The food absolutely sucked. It was the worst food I have ever seen in my life and I have seen some pretty disgusting food. It was from the prison system. We had to take the individual food out and then stack the trays. We might hit each other with them. The first day I came in and looked at breakfast and almost got physically sick. The egg looked like a sponge and tasted worse. The grits were like yellow. How do you mess up grits? Seriously. They gave us white milk and I hate milk. So I didn't eat after checking to make sure they didn't check our food intake. It is alot like the lunch room at school. We traded food and there was always one patient that would eat everything. He didn't care.

Snacks were just as dismal. Morning snack was a sad disappointment. Cornflakes and milk again. Lunch snack was vanilla pudding. Evening snack was the jackpot-pretzels and chocolate milk. I can drink chocolate milk. I would trade everything else but evening snack.
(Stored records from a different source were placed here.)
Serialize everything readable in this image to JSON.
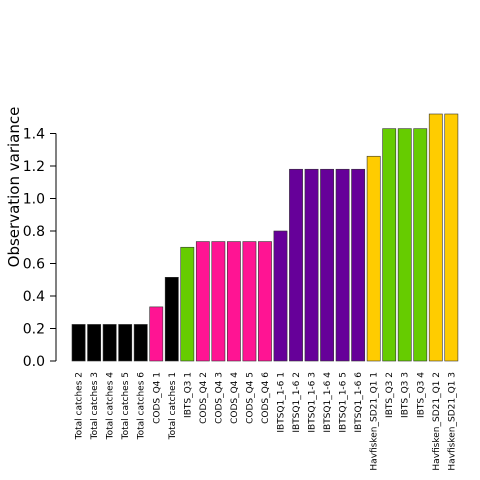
{
  "chart_data": {
    "type": "bar",
    "title": "",
    "xlabel": "",
    "ylabel": "Observation variance",
    "ylim": [
      0,
      1.52
    ],
    "yticks": [
      "0.0",
      "0.2",
      "0.4",
      "0.6",
      "0.8",
      "1.0",
      "1.2",
      "1.4"
    ],
    "grid": false,
    "legend": "none",
    "categories": [
      "Total catches 2",
      "Total catches 3",
      "Total catches 4",
      "Total catches 5",
      "Total catches 6",
      "CODS_Q4 1",
      "Total catches 1",
      "IBTS_Q3 1",
      "CODS_Q4 2",
      "CODS_Q4 3",
      "CODS_Q4 4",
      "CODS_Q4 5",
      "CODS_Q4 6",
      "IBTSQ1_1-6 1",
      "IBTSQ1_1-6 2",
      "IBTSQ1_1-6 3",
      "IBTSQ1_1-6 4",
      "IBTSQ1_1-6 5",
      "IBTSQ1_1-6 6",
      "Havfisken_SD21_Q1 1",
      "IBTS_Q3 2",
      "IBTS_Q3 3",
      "IBTS_Q3 4",
      "Havfisken_SD21_Q1 2",
      "Havfisken_SD21_Q1 3"
    ],
    "values": [
      0.225,
      0.225,
      0.225,
      0.225,
      0.225,
      0.333,
      0.515,
      0.7,
      0.735,
      0.735,
      0.735,
      0.735,
      0.735,
      0.8,
      1.18,
      1.18,
      1.18,
      1.18,
      1.18,
      1.26,
      1.43,
      1.43,
      1.43,
      1.52,
      1.52
    ],
    "colors": [
      "#000000",
      "#000000",
      "#000000",
      "#000000",
      "#000000",
      "#ff1493",
      "#000000",
      "#66cc00",
      "#ff1493",
      "#ff1493",
      "#ff1493",
      "#ff1493",
      "#ff1493",
      "#660099",
      "#660099",
      "#660099",
      "#660099",
      "#660099",
      "#660099",
      "#ffcc00",
      "#66cc00",
      "#66cc00",
      "#66cc00",
      "#ffcc00",
      "#ffcc00"
    ]
  }
}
Everyone told me to try to get out before the weekend. The weekends are the worse because there is no group and no therapy. Just sitting in the dayrooms for fourteen hours. It sent shivers down my spine and made me shake to think I would be in there for more than three days. I wasn't sure I could survive it.

I was very fortunate. The psychiatrist and the social worker were worried about my safety and they decided I was coping well. They discharged me less than forty-eight hours. I still believe it was a miracle. My family was shocked. They were happy with reservations. Both my father and my boyfriend decided I had told the doctor what he wanted to hear and played the system. I did.

I can't say it was a helpful experience. It was eye-opening and crazy. I have great stories but, basically, the doctor medicated me. He talked to me for ten minutes-all while looking at his watch-decided I was bipolar and put me on massive amounts of lithium. I was medicated to docility. How can one think about suicide when one is zombified from the medication? The lithium caused my heart to race and my hands to shake and my mind to be unclear. Strangely, every single one of us-including the schizos-had bipolarness. It was the diagnosis du jour.

So, I never talked about my problems at the mental hospital. I never discussed coping mechanisms for when I was allowed out of there. I did receive medication and the helpful advice of "Don't think." Thanks, appreciate it.

I do know one thing, though, I am never going back to a lock-down facility. Never. Ever. Ever. I'm going to get better and pull my shit together so it is never an option. I have discovered they are not helpful. They are not comforting. They are to medicate you and throw you out into the world you couldn't handle in the first place.